Вот он подходит ко мне, весело улыбаясь, спокойный, неторопливый,
Не знаю, чем бы это для меня кончилось, если бы со стороны постовой цепи не раздался сухой треск выстрела. Удары прекратились, и, отняв от лица руки, я вижу, как один из заключенных, с кругом флюгпункта на одежде, бежит, припадая на одну ногу, стараясь укрыться в общей толпе. По-видимому, неосторожно отошел в сторону. Форарбайтер бросает меня и бежит наперерез раненому. С верха скалы хлопает второй выстрел, на этот раз пистолетный, и хромающий человек падает, уткнувшись лицом в щебень. Его руки вытянуты вперед, одна нога подогнута, как будто и мертвый он стремится затеряться в общей толпе заключенных.
Форарбайтер жестами пытается показать свое восхищение меткостью выстрела находящимся на верху скалы, потом распоряжается бросить труп на одну из повозок с камнем и, забыв обо мне, отправляется на поиски следующей жертвы.

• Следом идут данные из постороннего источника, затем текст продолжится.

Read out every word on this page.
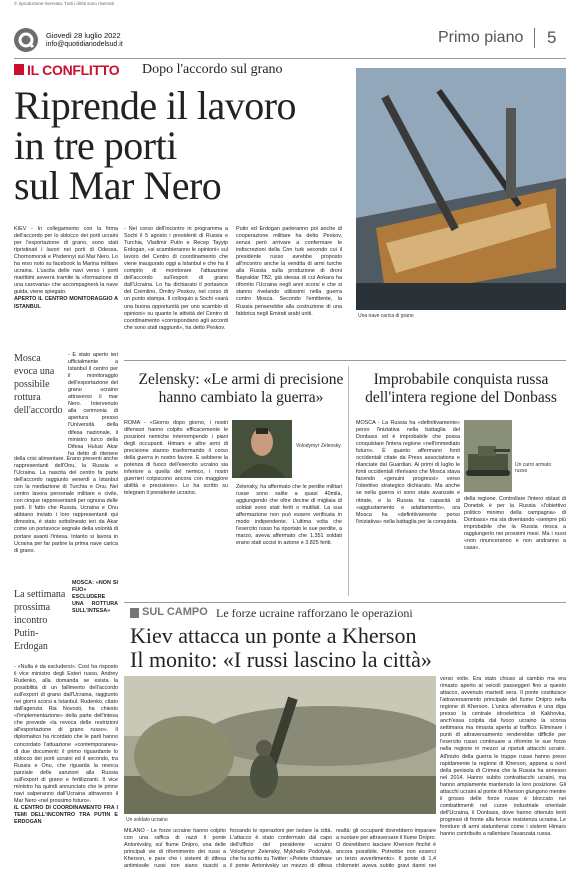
© riproduzione riservata. Tutti i diritti sono riservati
Giovedì 28 luglio 2022
info@quotidianodelsud.it	Primo piano 5
IL CONFLITTO Dopo l'accordo sul grano
Riprende il lavoro
in tre porti
sul Mar Nero
Una nave carica di grano

KIEV - In collegamento con la firma dell'accordo per lo sblocco dei porti ucraini per l'esportazione di grano, sono stati ripristinati i lavori nei porti di Odessa, Chornomorsk e Pivdennyi sul Mar Nero. Lo ha reso noto su facebook la Marina militare ucraina. L'uscita delle navi verso i porti marittimi avverrà tramite la «formazione di una carovana» che accompagnerà la nave guida, viene spiegato.

APERTO IL CENTRO MONITORAGGIO A ISTANBUL

Mosca evoca una possibile rottura dell'accordo

- È stato aperto ieri ufficialmente a Istanbul il centro per il monitoraggio dell'esportazione del grano ucraino attraverso il mar Nero. Intervenuto alla cerimonia di apertura presso l'Università della difesa nazionale, il ministro turco della Difesa Hulusi Akar ha detto di ritenere

della crisi alimentare. Erano presenti anche rappresentanti dell'Onu, la Russia e l'Ucraina. La nascita del centro fa parte dell'accordo raggiunto venerdì a Istanbul con la mediazione di Turchia e Onu. Nel centro lavora personale militare e civile, con cinque rappresentanti per ognuna delle parti. Il fatto che Russia, Ucraina e Onu abbiano inviato i loro rappresentanti qui dimostra, è stato sottolineato ieri da Akar come un portavoce segnale della volontà di portare avanti l'intesa. Intanto si lavora in Ucraina per far partire la prima nave carica di grano.

La settimana prossima incontro Putin-Erdogan

MOSCA: «NON SI FUO» ESCLUDERE UNA ROTTURA SULL'INTESA»

- «Nulla è da escludersi». Così ha risposto il vice ministro degli Esteri russo, Andrey Rudenko, alla domanda se esista la possibilità di un fallimento dell'accordo sull'export di grano dall'Ucraina, raggiunto nei giorni scorsi a Istanbul. Rudenko, citato dall'agenzia Ria Novosti, ha chiesto «l'implementazione» della parte dell'intesa che prevede «la revoca delle restrizioni all'esportazione di grano russo». Il diplomatico ha ricordato che le parti hanno concordato l'attuazione «contemporanea» di due documenti: il primo riguardante lo sblocco dei porti ucraini ed il secondo, tra Russia e Onu, che riguarda la revoca parziale delle sanzioni alla Russia sull'export di grano e fertilizzanti. Il vice ministro ha quindi annunciato che le prime navi salperanno dall'Ucraina attraverso il Mar Nero «nel prossimo futuro».

IL CENTRO DI COORDINAMENTO FRA I TEMI DELL'INCONTRO TRA PUTIN E ERDOGAN

- Nel corso dell'incontro in programma a Sochi il 5 agosto i presidenti di Russia e Turchia, Vladimir Putin e Recep Tayyip Erdogan, «si scambieranno le opinioni» sul lavoro del Centro di coordinamento che viene inaugurato oggi a Istanbul e che ha il compito di monitorare l'attuazione dell'accordo sull'export di grano dall'Ucraina. Lo ha dichiarato il portavoce del Cremlino, Dmitry Peskov, nel corso di un punto stampa. Il colloquio a Sochi «sarà una buona opportunità per uno scambio di opinioni» su quanto le attività del Centro di coordinamento «corrispondano agli accordi che sono stati raggiunti», ha detto Peskov.

Putin ed Erdogan parleranno poi anche di cooperazione militare ha detto Peskov, senza però arrivare a confermare le indiscrezioni della Cnn turk secondo cui il presidente russo avrebbe proposto all'incontro anche la vendita di armi turche alla Russia sulla produzione di droni Bayraktar TB2, già stessa di cui Ankara ha rifornito l'Ucraina negli anni scorsi e che si stanno rivelando utilissimi nella guerra contro Mosca. Secondo l'emittente, la Russia penserebbe alla costruzione di una fabbrica negli Emirati arabi uniti.

Zelensky: «Le armi di precisione hanno cambiato la guerra»

ROMA - «Giorno dopo giorno, i nostri difensori hanno colpito efficacemente le posizioni nemiche interrompendo i piani degli occupanti. Himars e altre armi di precisione stanno trasformando il corso della guerra in nostro favore. E sebbene la potenza di fuoco dell'esercito ucraino sia inferiore a quella del nemico, i nostri guerrieri colpiscono ancora con maggiore abilità e precisione». Lo ha scritto su telegram il presidente ucraino.

Volodymyr Zelensky

Zelensky, ha affermato che le perdite militari russe sono salite a quasi 40mila, aggiungendo che oltre decine di migliaia di soldati sono stati feriti o mutilati. La sua affermazione non può essere verificata in modo indipendente. L'ultima volta che l'esercito russo ha riportato le sue perdite, a marzo, aveva affermato che 1.351 soldati erano stati uccisi in azione e 3.825 feriti.

Improbabile conquista russa dell'intera regione del Donbass

MOSCA - La Russia ha «definitivamente» perso l'iniziativa nella battaglia del Donbass ed è improbabile che possa conquistare l'intera regione «nell'immediato futuro». È quanto affermano fonti occidentali citate da Press associations e rilanciate dal Guardian. Ai primi di luglio le fonti occidentali riferivano che Mosca stava facendo «genuini progressi» verso l'obiettivo strategico dichiarato. Ma anche se nella guerra vi sono state avanzate e ritirate, e la Russia ha capacità di «aggiustamento e adattamento», ora Mosca ha «definitivamente perso l'iniziativa» nella battaglia per la conquista.

Un carro armato russo

della regione. Controllare l'intero oblast di Donetsk è per la Russia «l'obiettivo politico minimo della campagna» di Donbass» ma sta diventando «sempre più improbabile che la Russia riesca a raggiungerlo nei prossimi mesi. Ma i russi «non rinunceranno e non andranno a casa».

SUL CAMPO Le forze ucraine rafforzano le operazioni
Kiev attacca un ponte a Kherson
Il monito: «I russi lascino la città»
Un soldato ucraino

verso volte. Era stato chiuso al cambio ma era rimasto aperto ai veicoli passeggeri fino a questo attacco, avvenuto martedì sera. Il ponte costituisce l'attraversamento principale del fiume Dnipro nella regione di Kherson. L'unica alternativa è una diga presso la centrale idroelettrica di Kakhovka, anch'essa colpita dal fuoco ucraino la scorsa settimana ma rimasta aperta al traffico. Eliminare i punti di attraversamento renderebbe difficile per l'esercito russo continuare a rifornire le sue forze nella regione in mezzo ai ripetuti attacchi ucraini. All'inizio della guerra le truppe russe hanno preso rapidamente la regione di Kherson, appena a nord della penisola di Crimea che la Russia ha annesso nel 2014. Hanno subito contrattacchi ucraini, ma hanno ampiamente mantenuto la loro posizione. Gli attacchi ucraini al ponte di Kherson giungono mentre il grosso delle forze russe è bloccato nei combattimenti nel cuore industriale orientale dell'Ucraina, il Donbass, dove hanno ottenuto lenti progressi di fronte alla feroce resistenza ucraina. Le forniture di armi statunitensi come i sistemi Himars hanno contribuito a rallentare l'avanzata russa.

MILANO - Le forze ucraine hanno colpito con una raffica di razzi il ponte Antonivskiy, sul fiume Dnipro, una delle principali vie di rifornimento dei russi a Kherson, e pare che i sistemi di difesa antimissile russi non siano riusciti a

forzando le operazioni per isolare la città. L'attacco è stato confermato dal capo dell'ufficio del presidente ucraino Volodymyr Zelensky, Mykhailo Podolyak, che ha scritto su Twitter: «Potete chiamare il ponte Antonivskiy un mezzo di difesa

realtà: gli occupanti dovrebbero imparare a nuotare per attraversare il fiume Dnipro. O dovrebbero lasciare Kherson finché è ancora possibile. Potrebbe non esserci un terzo avvertimento». Il ponte di 1,4 chilometri aveva subito gravi danni nei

Только тут замечаю, что я со всех сторон окружен тесной толпой чехов, французов, русских, делающих вид, что они усиленно работают. Понимаю, что они стараются прикрыть меня от глаз форарбайтера, и в груди что-то сжимается, к горлу подкатывает какой-то теплый клубок, и на глаза просятся слезы. Хорошие слезы благодарности.
По заведенному обычаю по окончании работы каждый из работающих в нижних командах должен взять на плечи по большому камню и попутно отнести его наверх. Это страшный момент, потому что к концу рабочего дня совсем не остается сил, а взять камень поменьше — значит рисковать получить добавочный.
Взваливая на плечи камень, не замечаю, как сзади подходит форарбайтер и, опять улыбаясь, показывает носком сапога на другой камень, еще больше того, который я уже взял.
— Нох дизе, — говорит он, то есть: «еще этот», и чтобы я его правильно понял, поднимает этот камень и сам кладет мне на другое плечо. «Ну, конец!» — мелькает у меня в голове. Чувствую, что не смогу донести такой груз, а бросить камень по дороге или уронить — значит проститься с жизнью.
Сгибаясь и покачиваясь под тяжестью двух камней, иду в толпе таких же рабов, как и я. Уже через несколько шагов чувствую, что в глазах начинает темнеть, кровь стучит в висках, сердце не умещается в грудной клетке. Проклятые камни с каждым шагом становятся все тяжелее, и кажется, нет конца этой дороге смерти.
«Дойти. Во что бы то ни стало дойти», — сверлит мысль, и тут же сознание подсказывает: «Не дойду». Онемевшие пальцы левой руки, поддерживающей этот камень, начинают слабеть, нестерпимо больно ключице, которая вот-вот треснет под острым ребром этого груза.